In the brief period since the release of Ayman al-Zawahiri’s “House Negro” tape, bloggers have gone crazy celebrating the U.S.’s free-of-charge good fortune. Over at TAPPED, Adam Serwer calls it an Al Qaeda “Epic Fail” — proving himself knowledgeable of all internet traditions — and succinctly remarks:
There’s been a lot of skepticism about an Obama victory shifting the Muslim world’s view of the United States, but judging by this statement at the very least it’s made Al Qaeda’s efforts to develop a compelling rhetorical indictment of America visibly more difficult.
That’s exactly right. It’s easy to forget how much of the world personalizes foreign policy. (Americans, of course, are no exception.) With an American president as loathed as George W. Bush around the world, it’s easy for Al Qaeda to portray the U.S. as venal and stupid and brutish as he’s proven.

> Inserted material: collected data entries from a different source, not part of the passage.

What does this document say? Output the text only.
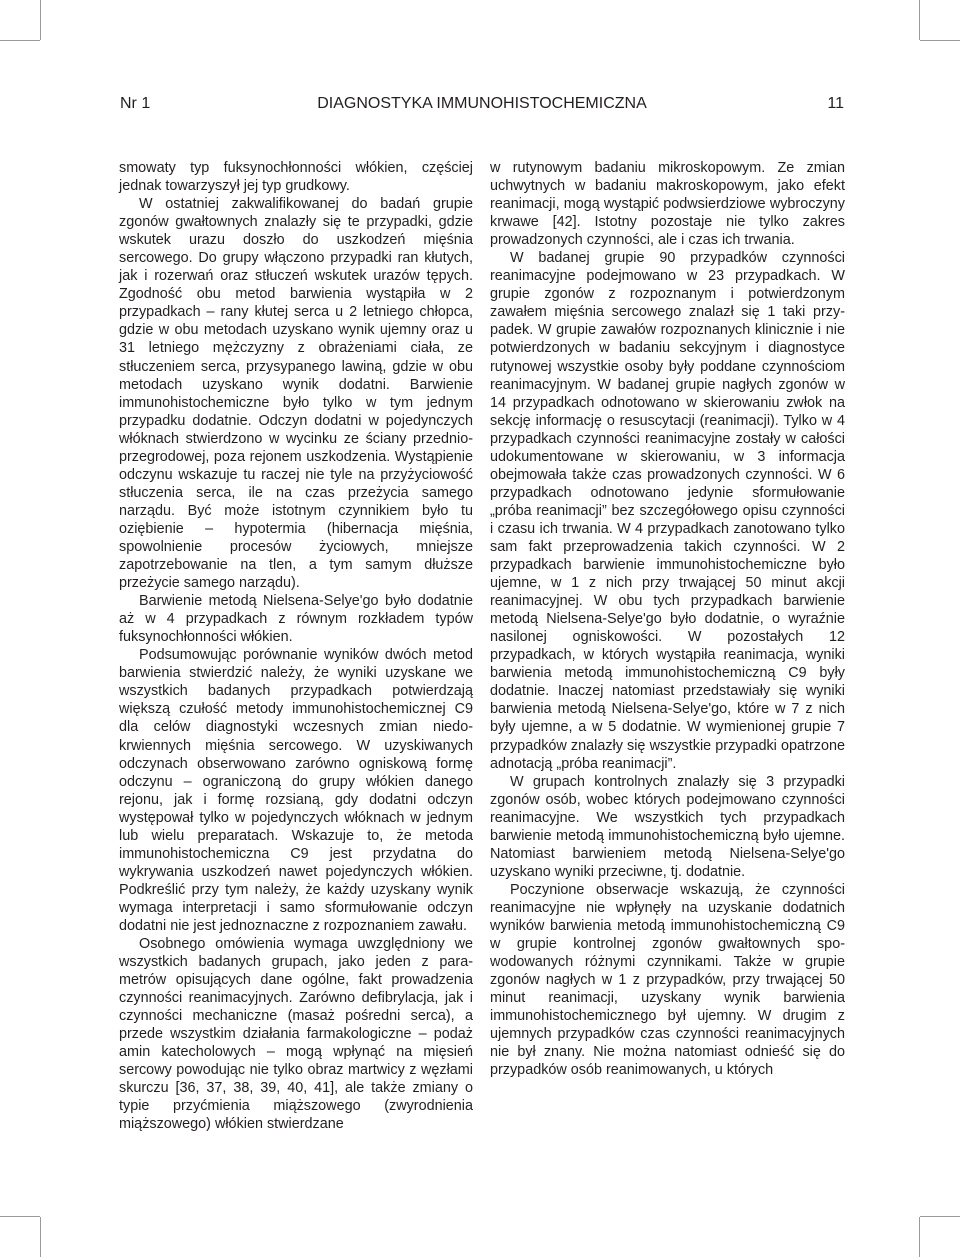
Nr 1	DIAGNOSTYKA IMMUNOHISTOCHEMICZNA	11

smowaty typ fuksynochłonności włókien, częściej jednak towarzyszył jej typ grudkowy.

W ostatniej zakwalifikowanej do badań grupie zgonów gwałtownych znalazły się te przypadki, gdzie wskutek urazu doszło do uszkodzeń mięśnia sercowego. Do grupy włączono przypadki ran kłutych, jak i rozerwań oraz stłuczeń wskutek urazów tępych. Zgodność obu metod barwienia wystąpiła w 2 przypadkach – rany kłutej serca u 2 letniego chłopca, gdzie w obu metodach uzyskano wynik ujemny oraz u 31 letniego mężczyzny z obrażeniami ciała, ze stłuczeniem serca, przysypanego lawiną, gdzie w obu metodach uzyskano wynik dodatni. Barwienie immunohistochemiczne było tylko w tym jednym przypadku dodatnie. Odczyn dodatni w pojedynczych włóknach stwierdzono w wycinku ze ściany przednio-przegrodowej, poza rejonem uszkodzenia. Wystąpienie odczynu wskazuje tu raczej nie tyle na przyżyciowość stłuczenia serca, ile na czas przeżycia samego narządu. Być może istotnym czynnikiem było tu oziębienie – hypotermia (hibernacja mięśnia, spowolnienie procesów życiowych, mniejsze zapotrzebowanie na tlen, a tym samym dłuższe przeżycie samego narządu).

Barwienie metodą Nielsena-Selye'go było dodatnie aż w 4 przypadkach z równym rozkładem typów fuksynochłonności włókien.

Podsumowując porównanie wyników dwóch metod barwienia stwierdzić należy, że wyniki uzyskane we wszystkich badanych przypadkach potwierdzają większą czułość metody immunohistochemicznej C9 dla celów diagnostyki wczesnych zmian niedokrwiennych mięśnia sercowego. W uzyskiwanych odczynach obserwowano zarówno ogniskową formę odczynu – ograniczoną do grupy włókien danego rejonu, jak i formę rozsianą, gdy dodatni odczyn występował tylko w pojedynczych włóknach w jednym lub wielu preparatach. Wskazuje to, że metoda immunohistochemiczna C9 jest przydatna do wykrywania uszkodzeń nawet pojedynczych włókien. Podkreślić przy tym należy, że każdy uzyskany wynik wymaga interpretacji i samo sformułowanie odczyn dodatni nie jest jednoznaczne z rozpoznaniem zawału.

Osobnego omówienia wymaga uwzględniony we wszystkich badanych grupach, jako jeden z parametrów opisujących dane ogólne, fakt prowadzenia czynności reanimacyjnych. Zarówno defibrylacja, jak i czynności mechaniczne (masaż pośredni serca), a przede wszystkim działania farmakologiczne – podaż amin katecholowych – mogą wpłynąć na mięsień sercowy powodując nie tylko obraz martwicy z węzłami skurczu [36, 37, 38, 39, 40, 41], ale także zmiany o typie przyćmienia miąższowego (zwyrodnienia miąższowego) włókien stwierdzane

w rutynowym badaniu mikroskopowym. Ze zmian uchwytnych w badaniu makroskopowym, jako efekt reanimacji, mogą wystąpić podwsierdziowe wybroczyny krwawe [42]. Istotny pozostaje nie tylko zakres prowadzonych czynności, ale i czas ich trwania.

W badanej grupie 90 przypadków czynności reanimacyjne podejmowano w 23 przypadkach. W grupie zgonów z rozpoznanym i potwierdzonym zawałem mięśnia sercowego znalazł się 1 taki przypadek. W grupie zawałów rozpoznanych klinicznie i nie potwierdzonych w badaniu sekcyjnym i diagnostyce rutynowej wszystkie osoby były poddane czynnościom reanimacyjnym. W badanej grupie nagłych zgonów w 14 przypadkach odnotowano w skierowaniu zwłok na sekcję informację o resuscytacji (reanimacji). Tylko w 4 przypadkach czynności reanimacyjne zostały w całości udokumentowane w skierowaniu, w 3 informacja obejmowała także czas prowadzonych czynności. W 6 przypadkach odnotowano jedynie sformułowanie „próba reanimacji” bez szczegółowego opisu czynności i czasu ich trwania. W 4 przypadkach zanotowano tylko sam fakt przeprowadzenia takich czynności. W 2 przypadkach barwienie immunohistochemiczne było ujemne, w 1 z nich przy trwającej 50 minut akcji reanimacyjnej. W obu tych przypadkach barwienie metodą Nielsena-Selye'go było dodatnie, o wyraźnie nasilonej ogniskowości. W pozostałych 12 przypadkach, w których wystąpiła reanimacja, wyniki barwienia metodą immunohistochemiczną C9 były dodatnie. Inaczej natomiast przedstawiały się wyniki barwienia metodą Nielsena-Selye'go, które w 7 z nich były ujemne, a w 5 dodatnie. W wymienionej grupie 7 przypadków znalazły się wszystkie przypadki opatrzone adnotacją „próba reanimacji”.

W grupach kontrolnych znalazły się 3 przypadki zgonów osób, wobec których podejmowano czynności reanimacyjne. We wszystkich tych przypadkach barwienie metodą immunohistochemiczną było ujemne. Natomiast barwieniem metodą Nielsena-Selye'go uzyskano wyniki przeciwne, tj. dodatnie.

Poczynione obserwacje wskazują, że czynności reanimacyjne nie wpłynęły na uzyskanie dodatnich wyników barwienia metodą immunohistochemiczną C9 w grupie kontrolnej zgonów gwałtownych spowodowanych różnymi czynnikami. Także w grupie zgonów nagłych w 1 z przypadków, przy trwającej 50 minut reanimacji, uzyskany wynik barwienia immunohistochemicznego był ujemny. W drugim z ujemnych przypadków czas czynności reanimacyjnych nie był znany. Nie można natomiast odnieść się do przypadków osób reanimowanych, u których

Obama complicates the narrative significantly: the very color of his skin, precisely what Al Qaeda mocks, symbolizes America’s willingness to change. That’s exactly what Al Qaeda fears most.
That’s why I kind of disagree with my friend Eric Martin of Obsidian Wings when he writes, “for no apparent reason, Zawahiri leads al-Qaeda directly into that headwind with a racial insult that serves little ideological purpose.” The racial epithet is a botched way of advancing a deep ideological necessity for Al Qaeda: to keep its narrative going, Zawahiri has to define Obama as not authentically American.
None of this is to say that the election of Barack Obama magically transforms the war on terrorism. Policy is still policy. Right now I’m finishing up a piece about what a new progressive counterterrorism agenda for the Obama administration might look like. The Muslim world, rather understandably, will judge Obama by what he does, not by how he looks. And the honeymoon with Obama, both domestically and globally, will inevitably end.
Still, as Ilan Goldenberg notes at Democracy Arsenal, “Al Qaeda’s narrative is now under siege and it’s clearly uncertain about how to react.” That sort of disruption is precisely what the U.S. needs to rapidly exploit. In both policy and public-diplomacy terms, the clay is still wet. Why haven’t we seen the State Dept.’s blog hit the Zawahiri “House Negro” tape yet?